The stay by the Delhi High Court is timely and did safeguard the interest of thousands of applicants,” he added.

In a notification, the Controller General of Patents, Designs and Trademarks said, “This office has taken steps to treat the applications as abandoned in which no reply to examination report containing office objections to acceptance of the applications for registration has been received within the period of 30 days as per Trade Marks Act, 1999 and rules made thereunder. It is pertinent to mention that in all such matters the examination reports were already posted on the official website and were also sent to the applicants or their authorised agents concerned individually.

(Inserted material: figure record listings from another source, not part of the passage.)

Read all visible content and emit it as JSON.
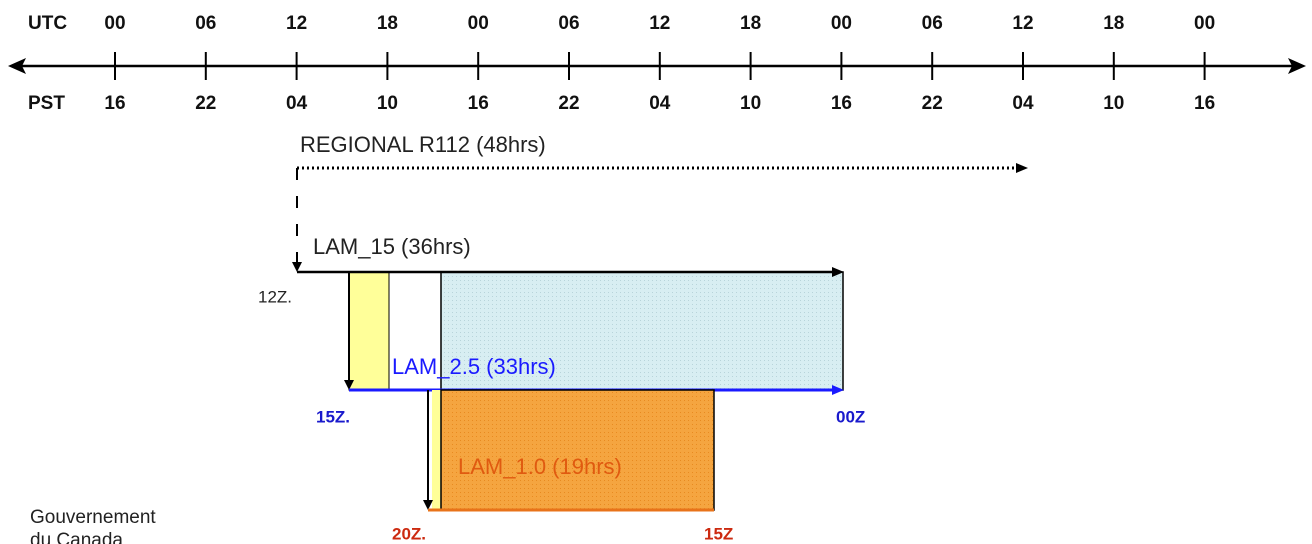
{
  "timeline": {
    "utc_label": "UTC",
    "utc_ticks": [
      "00",
      "06",
      "12",
      "18",
      "00",
      "06",
      "12",
      "18",
      "00",
      "06",
      "12",
      "18",
      "00"
    ],
    "pst_label": "PST",
    "pst_ticks": [
      "16",
      "22",
      "04",
      "10",
      "16",
      "22",
      "04",
      "10",
      "16",
      "22",
      "04",
      "10",
      "16"
    ]
  },
  "runs": [
    {
      "label": "REGIONAL R112 (48hrs)"
    },
    {
      "label": "LAM_15  (36hrs)",
      "start_label": "12Z."
    },
    {
      "label": "LAM_2.5 (33hrs)",
      "start_label": "15Z.",
      "end_label": "00Z"
    },
    {
      "label": "LAM_1.0 (19hrs)",
      "start_label": "20Z.",
      "end_label": "15Z"
    }
  ],
  "footer": {
    "line1": "Gouvernement",
    "line2": "du Canada"
  }
}
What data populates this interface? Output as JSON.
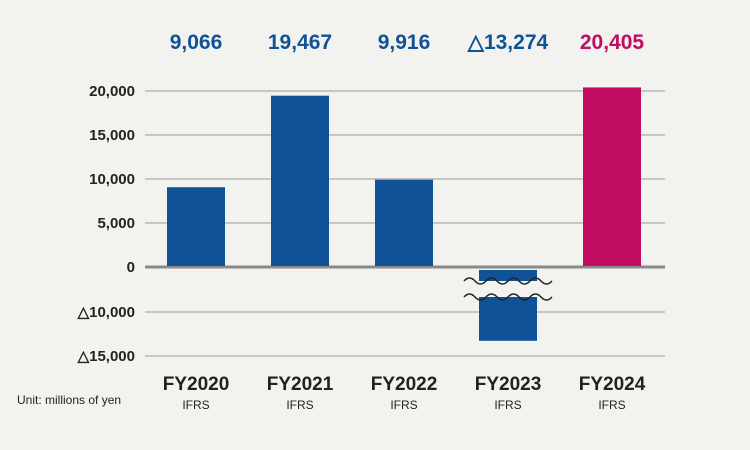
{
  "chart_data": {
    "type": "bar",
    "categories": [
      "FY2020",
      "FY2021",
      "FY2022",
      "FY2023",
      "FY2024"
    ],
    "sublabels": [
      "IFRS",
      "IFRS",
      "IFRS",
      "IFRS",
      "IFRS"
    ],
    "values": [
      9066,
      19467,
      9916,
      -13274,
      20405
    ],
    "value_labels": [
      "9,066",
      "19,467",
      "9,916",
      "△13,274",
      "20,405"
    ],
    "yticks": [
      {
        "value": 20000,
        "label": "20,000"
      },
      {
        "value": 15000,
        "label": "15,000"
      },
      {
        "value": 10000,
        "label": "10,000"
      },
      {
        "value": 5000,
        "label": "5,000"
      },
      {
        "value": 0,
        "label": "0"
      },
      {
        "value": -10000,
        "label": "△10,000"
      },
      {
        "value": -15000,
        "label": "△15,000"
      }
    ],
    "ylim": [
      -15000,
      20000
    ],
    "axis_break": "between 0 and △10,000 (negative side compressed)",
    "grid": true,
    "colors": {
      "default_bar": "#0f5298",
      "highlight_bar": "#c20c62",
      "label_default": "#0f5298",
      "label_highlight": "#c20c62"
    },
    "highlight_index": 4,
    "unit_note": "Unit: millions of yen"
  }
}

Some complaints have been received claiming that some of the applications have been treated as abandoned even though the reply on behalf of the applicants have been submitted but the same was not considered; some complaints have also been received to the effect that the examination reports containing office objections have not been received by the applicant or their authorised agent concerned as such the same could not be replied and the applications were treated as abandoned.

In view of the above and in the interests of justice, it is decided to provide an opportunity to the applicants or their authorised agents concerned, the notification dated Aril 4, 2016 said.